Cypher on GDS graph

This chapter explains how to execute Cypher queries on named graphs in the Neo4j Graph Data Science library.

This feature is in the alpha tier.

Exploring in-memory graphs after loading them and potentially executing algorithms in mutate mode can be tricky in the Neo4j Graph Data Science library. A natural way to achieve this in the Neo4j database is to use Cypher queries. Cypher queries allow for example to get a hold of which properties are present on a node among many other things. Executing Cypher queries on an in-memory graph can be achieved by leveraging the gds.alpha.create.cypherdb procedure. This procedure will create a new impermanent database which you can switch to. That database will then use data from the in-memory graph as compared to the store files for usual Neo4j databases.

1. Limitations

Although it is possible to execute arbitrary Cypher queries on the database created by the gds.alpha.create.cypherdb procedure, not every aspect of Cypher is implemented yet.
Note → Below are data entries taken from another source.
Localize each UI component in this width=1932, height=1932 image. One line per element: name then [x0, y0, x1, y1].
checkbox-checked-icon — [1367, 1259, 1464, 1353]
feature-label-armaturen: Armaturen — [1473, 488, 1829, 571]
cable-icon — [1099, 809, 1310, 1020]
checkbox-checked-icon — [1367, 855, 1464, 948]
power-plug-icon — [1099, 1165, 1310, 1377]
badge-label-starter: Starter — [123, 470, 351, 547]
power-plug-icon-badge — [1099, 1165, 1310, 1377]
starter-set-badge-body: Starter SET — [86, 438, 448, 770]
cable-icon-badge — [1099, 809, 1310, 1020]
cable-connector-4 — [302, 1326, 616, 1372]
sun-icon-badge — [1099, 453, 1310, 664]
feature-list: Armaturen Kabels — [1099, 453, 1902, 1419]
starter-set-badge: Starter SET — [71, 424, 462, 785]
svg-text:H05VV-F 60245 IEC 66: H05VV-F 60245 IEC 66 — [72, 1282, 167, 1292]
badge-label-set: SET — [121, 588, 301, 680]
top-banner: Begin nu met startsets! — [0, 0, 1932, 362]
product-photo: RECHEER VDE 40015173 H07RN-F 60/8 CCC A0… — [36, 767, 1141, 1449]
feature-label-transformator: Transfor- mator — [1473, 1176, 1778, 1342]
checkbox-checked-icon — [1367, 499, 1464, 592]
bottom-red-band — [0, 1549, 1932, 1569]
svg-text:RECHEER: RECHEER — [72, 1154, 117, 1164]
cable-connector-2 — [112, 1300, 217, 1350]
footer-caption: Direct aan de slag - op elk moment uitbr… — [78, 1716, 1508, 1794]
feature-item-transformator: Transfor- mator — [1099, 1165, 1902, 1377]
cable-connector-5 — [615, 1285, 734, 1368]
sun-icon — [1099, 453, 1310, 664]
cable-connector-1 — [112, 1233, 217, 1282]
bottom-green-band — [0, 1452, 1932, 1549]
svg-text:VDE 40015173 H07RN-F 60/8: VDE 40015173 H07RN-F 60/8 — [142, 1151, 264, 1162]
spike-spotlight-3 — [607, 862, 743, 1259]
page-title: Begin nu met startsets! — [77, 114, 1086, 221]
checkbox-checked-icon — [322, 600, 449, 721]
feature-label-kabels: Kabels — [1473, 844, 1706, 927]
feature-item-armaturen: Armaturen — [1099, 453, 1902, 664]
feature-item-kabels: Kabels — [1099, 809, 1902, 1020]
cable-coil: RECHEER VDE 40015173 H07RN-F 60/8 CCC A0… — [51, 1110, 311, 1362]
Some known limitations are listed below:

  • Dropping the newly created database

    • Restarting the DBMS will remove the database instead

  • Writes

    • All queries that attempt to write things, such as nodes, properties or labels, will fail

  • Referencing relationships

    • Referencing variables bound to a relationship is not supported, this includes returning relationships

    • It is however possible to use relationship as traversal, i.e. MATCH (n)-[:KNOWS]→(m) will work as expected

2. Syntax

CALL gds.alpha.create.cypherdb(
    dbName: String
    graphName: String
)
YIELD
    dbName: String,
    graphName: String,
    createMillis: Integer
Table 1. Parameters
Name Type Optional Description

dbName

String

no

The name under which the new database is stored.

graphName

String

no

The name under which the graph is stored in the catalog.

Table 2. Results
Name Type Description

dbName

String

The name under which the new database is stored.

graphName

String

The name under which the graph is stored in the catalog.

createMillis

Integer

Milliseconds for creating the database.

3. Example

To demonstrate how to execute cypher statements on in-memory graphs we are going to create a simple social network graph. We will use this graph to create a new database which we will execute our statements on.

CREATE
  (alice:Person { name: 'Alice', age: 23 }),
  (bob:Person { name: 'Bob', age: 42 }),
  (carl:Person { name: 'Carl', age: 31 }),

  (alice)-[:KNOWS]->(bob),
  (bob)-[:KNOWS]->(alice),
  (alice)-[:KNOWS]->(carl)

We will now load a graph projection of the created graph via the graph create procedure:

Project Person nodes and KNOWS relationships:
CALL gds.graph.create(
  'social_network',
  'Person',
  'KNOWS'
)
YIELD
  graphName, nodeCount, relationshipCount
Table 3. Results
graph nodeCont relationshipCount

"social_network"

3

3

With a named graph loaded into the Neo4j Graph Data Science library, we can proceed to create the new database using the loaded graph as underlying data.

Create a new database gdsDb using our social_network graph:
CALL gds.alpha.create.cypherdb(
  'gdsDb',
  'social_network'
)

In order to verify that the new database was created successfully we can use the Neo4j database administration commands.

SHOW DATABASES
Table 4. Results
name address role requestedStatus currentStatus error default home

"neo4j"

"localhost:7687"

"standalone"

"online"

"online"

""

true

true

"system"

"localhost:7687"

"standalone"

"online"

"online"

""

false

false

"gdsDb"

"localhost:7687"

"standalone"

"online"

"online"

""

false

false

We can now switch to the newly created database.

:use gdsDb

Finally, we are set up to execute cypher queries on our in-memory graph.

MATCH (n:Person)-[:KNOWS]->(m:Person) RETURN n.age AS age1, m.age AS age2
Table 5. Results
age1 age2

23

42

42

23

23

31

We can see that the returned ages correspond to the structure of the original graph.